I wasn’t so sure, often finding myself feeling lonely and sad without Len or maybe the life with Len. Not quite as confident as my friends that he had done me an enormous favor.

And then Zoë summed it up with a quote from Oscar Wilde.

“Kate, think about this and which one is you and which one is Len.
‘Some people cause happiness wherever they go. Some people cause happiness whenever they go.’
Let him go.” she said.

•  •  •

One night that fall driving home very late from a birthday party for a colleague in Westchester, Zoë called me. It was long past midnight and she sounded in an unusually thoughtful mood.

“I went for a long ride today. The leaves were gorgeous. Did you notice?” She didn’t wait for my response. “Last year, I bet you didn’t even notice there were leaves, let alone the color of the leaves. Life must have been like watching a black and white television the last year or two you spent with Len. Is it back to living color?”

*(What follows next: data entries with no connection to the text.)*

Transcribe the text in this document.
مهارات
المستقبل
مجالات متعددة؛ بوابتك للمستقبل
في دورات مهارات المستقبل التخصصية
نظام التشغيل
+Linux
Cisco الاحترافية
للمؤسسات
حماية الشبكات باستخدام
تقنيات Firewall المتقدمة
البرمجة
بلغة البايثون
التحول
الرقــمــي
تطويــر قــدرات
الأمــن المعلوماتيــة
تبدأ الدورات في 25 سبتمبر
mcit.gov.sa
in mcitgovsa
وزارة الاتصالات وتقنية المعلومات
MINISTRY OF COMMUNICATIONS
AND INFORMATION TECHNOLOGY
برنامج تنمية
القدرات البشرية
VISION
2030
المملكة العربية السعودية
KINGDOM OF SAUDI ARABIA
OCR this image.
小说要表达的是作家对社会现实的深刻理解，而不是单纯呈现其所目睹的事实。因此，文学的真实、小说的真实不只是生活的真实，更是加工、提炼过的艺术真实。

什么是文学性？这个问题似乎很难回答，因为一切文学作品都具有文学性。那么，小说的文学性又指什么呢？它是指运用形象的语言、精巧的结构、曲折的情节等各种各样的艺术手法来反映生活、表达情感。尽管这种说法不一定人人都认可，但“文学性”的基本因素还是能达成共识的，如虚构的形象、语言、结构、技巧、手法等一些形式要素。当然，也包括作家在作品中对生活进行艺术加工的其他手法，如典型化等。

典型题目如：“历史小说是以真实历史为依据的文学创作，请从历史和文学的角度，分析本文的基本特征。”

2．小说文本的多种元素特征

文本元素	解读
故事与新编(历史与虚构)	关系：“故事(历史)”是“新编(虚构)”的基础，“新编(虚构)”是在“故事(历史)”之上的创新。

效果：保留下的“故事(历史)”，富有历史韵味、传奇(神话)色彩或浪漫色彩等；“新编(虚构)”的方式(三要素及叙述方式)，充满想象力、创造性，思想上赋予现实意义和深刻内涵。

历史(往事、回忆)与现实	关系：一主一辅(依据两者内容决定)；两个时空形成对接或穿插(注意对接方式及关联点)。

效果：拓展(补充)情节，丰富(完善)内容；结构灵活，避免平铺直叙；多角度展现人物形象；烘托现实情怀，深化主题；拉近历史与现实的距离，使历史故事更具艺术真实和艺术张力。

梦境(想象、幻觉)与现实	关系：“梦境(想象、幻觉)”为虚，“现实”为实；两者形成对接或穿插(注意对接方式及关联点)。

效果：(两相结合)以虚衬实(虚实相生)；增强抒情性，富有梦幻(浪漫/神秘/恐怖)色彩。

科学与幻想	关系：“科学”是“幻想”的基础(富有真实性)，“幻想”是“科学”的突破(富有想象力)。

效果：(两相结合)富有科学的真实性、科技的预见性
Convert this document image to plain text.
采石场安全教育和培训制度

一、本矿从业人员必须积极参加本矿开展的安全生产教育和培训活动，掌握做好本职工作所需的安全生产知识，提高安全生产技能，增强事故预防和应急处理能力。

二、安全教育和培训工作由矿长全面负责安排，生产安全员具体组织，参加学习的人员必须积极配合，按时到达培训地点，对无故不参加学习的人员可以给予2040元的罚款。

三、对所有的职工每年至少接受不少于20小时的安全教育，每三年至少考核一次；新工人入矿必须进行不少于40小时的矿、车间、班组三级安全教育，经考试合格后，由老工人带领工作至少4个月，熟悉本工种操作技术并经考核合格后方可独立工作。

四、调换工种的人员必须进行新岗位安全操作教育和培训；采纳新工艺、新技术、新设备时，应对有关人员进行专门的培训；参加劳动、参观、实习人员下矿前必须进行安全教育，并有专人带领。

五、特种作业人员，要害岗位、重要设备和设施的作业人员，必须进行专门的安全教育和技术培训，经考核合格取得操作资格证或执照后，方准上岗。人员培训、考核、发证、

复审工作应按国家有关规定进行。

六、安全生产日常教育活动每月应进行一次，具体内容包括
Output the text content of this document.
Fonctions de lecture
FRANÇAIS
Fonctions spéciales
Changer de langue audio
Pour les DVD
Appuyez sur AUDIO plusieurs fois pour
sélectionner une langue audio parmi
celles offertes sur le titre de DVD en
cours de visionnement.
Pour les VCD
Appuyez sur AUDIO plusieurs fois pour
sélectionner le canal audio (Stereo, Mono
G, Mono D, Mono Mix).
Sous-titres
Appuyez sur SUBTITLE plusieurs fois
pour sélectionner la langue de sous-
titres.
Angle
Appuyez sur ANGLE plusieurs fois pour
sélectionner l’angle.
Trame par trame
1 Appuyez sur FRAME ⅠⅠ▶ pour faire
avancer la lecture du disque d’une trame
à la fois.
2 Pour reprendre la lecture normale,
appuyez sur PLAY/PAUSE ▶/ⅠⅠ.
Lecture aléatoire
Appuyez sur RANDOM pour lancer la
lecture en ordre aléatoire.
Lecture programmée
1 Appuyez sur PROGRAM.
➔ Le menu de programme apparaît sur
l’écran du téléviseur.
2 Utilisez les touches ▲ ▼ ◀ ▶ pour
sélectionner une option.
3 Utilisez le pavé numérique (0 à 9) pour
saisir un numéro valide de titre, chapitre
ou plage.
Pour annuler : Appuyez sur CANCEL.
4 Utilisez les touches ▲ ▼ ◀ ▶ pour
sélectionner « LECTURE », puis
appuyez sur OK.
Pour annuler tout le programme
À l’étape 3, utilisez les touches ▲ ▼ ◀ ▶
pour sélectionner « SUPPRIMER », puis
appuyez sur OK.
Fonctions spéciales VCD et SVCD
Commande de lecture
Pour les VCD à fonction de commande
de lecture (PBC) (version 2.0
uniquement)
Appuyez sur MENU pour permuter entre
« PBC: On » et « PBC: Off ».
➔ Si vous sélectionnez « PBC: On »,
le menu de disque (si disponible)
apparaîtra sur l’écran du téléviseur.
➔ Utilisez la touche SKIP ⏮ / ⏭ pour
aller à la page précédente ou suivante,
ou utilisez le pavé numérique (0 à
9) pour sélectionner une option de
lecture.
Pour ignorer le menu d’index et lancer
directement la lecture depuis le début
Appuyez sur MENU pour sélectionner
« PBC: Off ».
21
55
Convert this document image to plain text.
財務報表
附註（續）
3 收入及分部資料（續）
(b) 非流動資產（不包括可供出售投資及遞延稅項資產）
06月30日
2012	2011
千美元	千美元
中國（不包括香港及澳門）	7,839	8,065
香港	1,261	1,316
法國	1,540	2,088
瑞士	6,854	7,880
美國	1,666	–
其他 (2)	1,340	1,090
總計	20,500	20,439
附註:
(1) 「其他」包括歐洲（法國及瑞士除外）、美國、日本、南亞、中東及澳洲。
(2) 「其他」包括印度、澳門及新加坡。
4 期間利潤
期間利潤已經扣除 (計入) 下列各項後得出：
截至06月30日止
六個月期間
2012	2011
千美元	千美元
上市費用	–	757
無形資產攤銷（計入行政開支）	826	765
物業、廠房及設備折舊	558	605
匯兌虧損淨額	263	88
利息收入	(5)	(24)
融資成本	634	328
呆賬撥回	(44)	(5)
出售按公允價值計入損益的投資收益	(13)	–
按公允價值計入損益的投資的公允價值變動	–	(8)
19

“You know what I realize now? I don’t care about country clubs, jewelry, designer gowns. I want to travel to Antarctica, Bhutan and Africa, not St. Bart’s. I can leave Len’s world behind,” I said.

“And be grateful you didn’t marry him because that soon would have been your world. It’s not you, honey. Figure out what Kate wants and find a man who enjoys what you like. Don’t just fit into his life because he has money.”

“Sometimes I think there is more method to my madness than I get credit for. I might have bumbled my way through the relationship and stayed too long, but I didn’t marry him. And I walk away with an even better sense of what I want and don’t want. I didn’t need him to rescue me after Jake’s death after all.”

“That’s the Garth Brooks ‘Thank God for Unanswered Prayers’ theory. You rescued yourself,” Zoë laughed.

SPRING/ SUMMER 1998

CHAPTER 33

April

O
n a lovely warm spring evening, I had just walked in the apartment when the phone rang.